Por meio de um comunicado, publicado na quinta-feira, 2 de setembro e partilhado pela Escola de Medicina da Universidade do Minho, o Conselho de Escolas Médicas Portuguesas (CEMP) mostrou o seu descontentamento face às afirmações de Manuel Heitor acerca do ensino da Medicina em Portugal. Para o CEMP, a criação de novos cursos de medicina é “uma fixação” do ministro da Ciência, Tecnologia e Ensino Superior.
Em entrevista à LUSA, Fausto Pinto, diretor da Faculdade de Medicina de Lisboa e ex-presidente do CEMP, refere ser um “mito” a falta de médicos em Portugal. O diretor marca como principal problema a “má gestão dos recursos humanos”.
Segundo o CEMP, o número de graduados em Medicina tem sido superior ao número de vagas disponibilizadas para a formação pós-graduada, o que resulta num número cada vez mais elevado de médicos indiferenciados em Portugal, que não possuem a formação especializada necessária à eliminação das necessidades do país. Sendo assim, o “aumento de médicos em Portugal não depende do aumento de vagas para os cursos de Medicina, tutelados pelo MCTES, mas sim do aumento de vagas para a formação especializada, tutelada pelo Ministério da Saúde”, afirma.
No comunicado, o CEMP responde também a Manuel Heitor no que toca à sua afirmação de que, em Portugal, os médicos são formados da mesma forma: “no âmbito da sua autonomia científica, as Escolas Médicas Portuguesas incluem, nos seus planos de estudos, formação, quer obrigatória, quer optativa, adequada às que são as áreas de formação que, de acordo com o seu perfil institucional, consideram ser prioritárias, quer na formação global dos médicos, quer na formação para percursos alternativos à carreira assistencial”.
Por fim, o ex-presidente do CEMP defende que o processo de melhoramento do ensino da Medicina em Portugal deve “passar pelo reforço das atuais faculdades de medicina e pelo aumento da sua competitividade e capacidade de atração”. Fausto Pinto acredita que formar mais médicos seria condená-los ao “desemprego ou a terem que emigrar”. “Em vez de melhorar, é empobrecer.
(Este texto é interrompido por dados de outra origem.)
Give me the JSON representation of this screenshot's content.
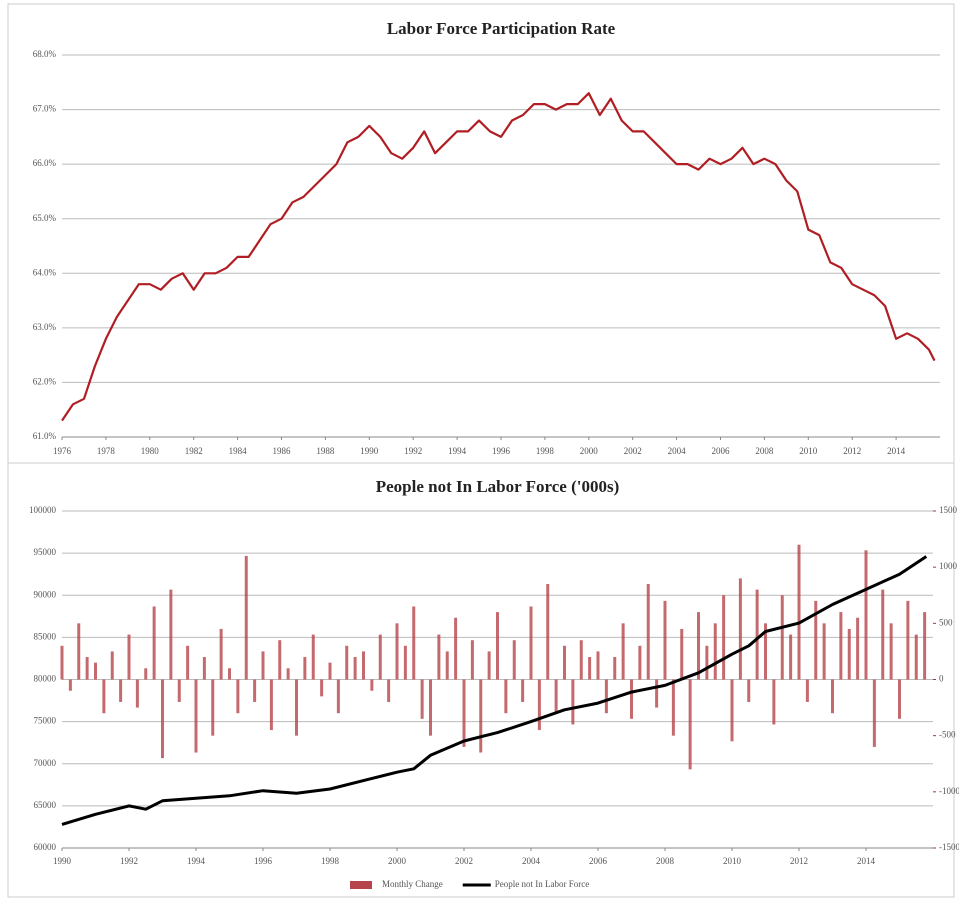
{
  "chart_data": [
    {
      "type": "line",
      "title": "Labor Force Participation Rate",
      "xlim": [
        1976,
        2016
      ],
      "xticks": [
        1976,
        1978,
        1980,
        1982,
        1984,
        1986,
        1988,
        1990,
        1992,
        1994,
        1996,
        1998,
        2000,
        2002,
        2004,
        2006,
        2008,
        2010,
        2012,
        2014
      ],
      "ylim": [
        61,
        68
      ],
      "yticks": [
        {
          "value": 61,
          "label": "61.0%"
        },
        {
          "value": 62,
          "label": "62.0%"
        },
        {
          "value": 63,
          "label": "63.0%"
        },
        {
          "value": 64,
          "label": "64.0%"
        },
        {
          "value": 65,
          "label": "65.0%"
        },
        {
          "value": 66,
          "label": "66.0%"
        },
        {
          "value": 67,
          "label": "67.0%"
        },
        {
          "value": 68,
          "label": "68.0%"
        }
      ],
      "grid": true,
      "series": [
        {
          "color": "#b01e23",
          "x": [
            1976,
            1976.5,
            1977,
            1977.5,
            1978,
            1978.5,
            1979,
            1979.5,
            1980,
            1980.5,
            1981,
            1981.5,
            1982,
            1982.5,
            1983,
            1983.5,
            1984,
            1984.5,
            1985,
            1985.5,
            1986,
            1986.5,
            1987,
            1987.5,
            1988,
            1988.5,
            1989,
            1989.5,
            1990,
            1990.5,
            1991,
            1991.5,
            1992,
            1992.5,
            1993,
            1993.5,
            1994,
            1994.5,
            1995,
            1995.5,
            1996,
            1996.5,
            1997,
            1997.5,
            1998,
            1998.5,
            1999,
            1999.5,
            2000,
            2000.5,
            2001,
            2001.5,
            2002,
            2002.5,
            2003,
            2003.5,
            2004,
            2004.5,
            2005,
            2005.5,
            2006,
            2006.5,
            2007,
            2007.5,
            2008,
            2008.5,
            2009,
            2009.5,
            2010,
            2010.5,
            2011,
            2011.5,
            2012,
            2012.5,
            2013,
            2013.5,
            2014,
            2014.5,
            2015,
            2015.5,
            2015.75
          ],
          "values": [
            61.3,
            61.6,
            61.7,
            62.3,
            62.8,
            63.2,
            63.5,
            63.8,
            63.8,
            63.7,
            63.9,
            64.0,
            63.7,
            64.0,
            64.0,
            64.1,
            64.3,
            64.3,
            64.6,
            64.9,
            65.0,
            65.3,
            65.4,
            65.6,
            65.8,
            66.0,
            66.4,
            66.5,
            66.7,
            66.5,
            66.2,
            66.1,
            66.3,
            66.6,
            66.2,
            66.4,
            66.6,
            66.6,
            66.8,
            66.6,
            66.5,
            66.8,
            66.9,
            67.1,
            67.1,
            67.0,
            67.1,
            67.1,
            67.3,
            66.9,
            67.2,
            66.8,
            66.6,
            66.6,
            66.4,
            66.2,
            66.0,
            66.0,
            65.9,
            66.1,
            66.0,
            66.1,
            66.3,
            66.0,
            66.1,
            66.0,
            65.7,
            65.5,
            64.8,
            64.7,
            64.2,
            64.1,
            63.8,
            63.7,
            63.6,
            63.4,
            62.8,
            62.9,
            62.8,
            62.6,
            62.4
          ]
        }
      ]
    },
    {
      "type": "combo",
      "title": "People not In Labor Force ('000s)",
      "xlim": [
        1990,
        2016
      ],
      "xticks": [
        1990,
        1992,
        1994,
        1996,
        1998,
        2000,
        2002,
        2004,
        2006,
        2008,
        2010,
        2012,
        2014
      ],
      "ylim": [
        60000,
        100000
      ],
      "yticks": [
        60000,
        65000,
        70000,
        75000,
        80000,
        85000,
        90000,
        95000,
        100000
      ],
      "y2lim": [
        -1500,
        1500
      ],
      "y2ticks": [
        -1500,
        -1000,
        -500,
        0,
        500,
        1000,
        1500
      ],
      "grid": true,
      "legend": "bottom",
      "series": [
        {
          "name": "Monthly Change",
          "color": "#b5454a",
          "axis": "y2",
          "kind": "bar",
          "x": [
            1990,
            1990.25,
            1990.5,
            1990.75,
            1991,
            1991.25,
            1991.5,
            1991.75,
            1992,
            1992.25,
            1992.5,
            1992.75,
            1993,
            1993.25,
            1993.5,
            1993.75,
            1994,
            1994.25,
            1994.5,
            1994.75,
            1995,
            1995.25,
            1995.5,
            1995.75,
            1996,
            1996.25,
            1996.5,
            1996.75,
            1997,
            1997.25,
            1997.5,
            1997.75,
            1998,
            1998.25,
            1998.5,
            1998.75,
            1999,
            1999.25,
            1999.5,
            1999.75,
            2000,
            2000.25,
            2000.5,
            2000.75,
            2001,
            2001.25,
            2001.5,
            2001.75,
            2002,
            2002.25,
            2002.5,
            2002.75,
            2003,
            2003.25,
            2003.5,
            2003.75,
            2004,
            2004.25,
            2004.5,
            2004.75,
            2005,
            2005.25,
            2005.5,
            2005.75,
            2006,
            2006.25,
            2006.5,
            2006.75,
            2007,
            2007.25,
            2007.5,
            2007.75,
            2008,
            2008.25,
            2008.5,
            2008.75,
            2009,
            2009.25,
            2009.5,
            2009.75,
            2010,
            2010.25,
            2010.5,
            2010.75,
            2011,
            2011.25,
            2011.5,
            2011.75,
            2012,
            2012.25,
            2012.5,
            2012.75,
            2013,
            2013.25,
            2013.5,
            2013.75,
            2014,
            2014.25,
            2014.5,
            2014.75,
            2015,
            2015.25,
            2015.5,
            2015.75
          ],
          "values": [
            300,
            -100,
            500,
            200,
            150,
            -300,
            250,
            -200,
            400,
            -250,
            100,
            650,
            -700,
            800,
            -200,
            300,
            -650,
            200,
            -500,
            450,
            100,
            -300,
            1100,
            -200,
            250,
            -450,
            350,
            100,
            -500,
            200,
            400,
            -150,
            150,
            -300,
            300,
            200,
            250,
            -100,
            400,
            -200,
            500,
            300,
            650,
            -350,
            -500,
            400,
            250,
            550,
            -600,
            350,
            -650,
            250,
            600,
            -300,
            350,
            -200,
            650,
            -450,
            850,
            -300,
            300,
            -400,
            350,
            200,
            250,
            -300,
            200,
            500,
            -350,
            300,
            850,
            -250,
            700,
            -500,
            450,
            -800,
            600,
            300,
            500,
            750,
            -550,
            900,
            -200,
            800,
            500,
            -400,
            750,
            400,
            1200,
            -200,
            700,
            500,
            -300,
            600,
            450,
            550,
            1150,
            -600,
            800,
            500,
            -350,
            700,
            400,
            600
          ]
        },
        {
          "name": "People not In Labor Force",
          "color": "#000000",
          "kind": "line",
          "x": [
            1990,
            1991,
            1992,
            1992.5,
            1993,
            1994,
            1995,
            1996,
            1997,
            1998,
            1999,
            2000,
            2000.5,
            2001,
            2002,
            2003,
            2004,
            2005,
            2006,
            2007,
            2008,
            2009,
            2010,
            2010.5,
            2011,
            2012,
            2013,
            2014,
            2015,
            2015.8
          ],
          "values": [
            62800,
            64000,
            65000,
            64600,
            65600,
            65900,
            66200,
            66800,
            66500,
            67000,
            68000,
            69000,
            69400,
            71000,
            72700,
            73700,
            75000,
            76400,
            77200,
            78500,
            79300,
            80800,
            83000,
            84000,
            85700,
            86700,
            88900,
            90700,
            92500,
            94600
          ]
        }
      ]
    }
  ]
}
É um erro”, conclui.
A intenção do Governo em alargar o ensino da Medicina não é novidade. Manuel Heitor já tinha referido, no ano passado, que a manutenção das vagas nos cursos existentes reforçava a necessidade de disponibilizar o ensino desta área noutras instituições.
Por conseguinte, Fausto Pinto acusa o ministro de estar a tentar promover uma solução que visa “ter mão-de-obra mais barata” na Medicina. O ex-diretor considera também que a posição de Manuel Heitor está apenas baseada em “princípios ideológicos” e que não contribui para uma “discussão séria” sobre a formação em medicina.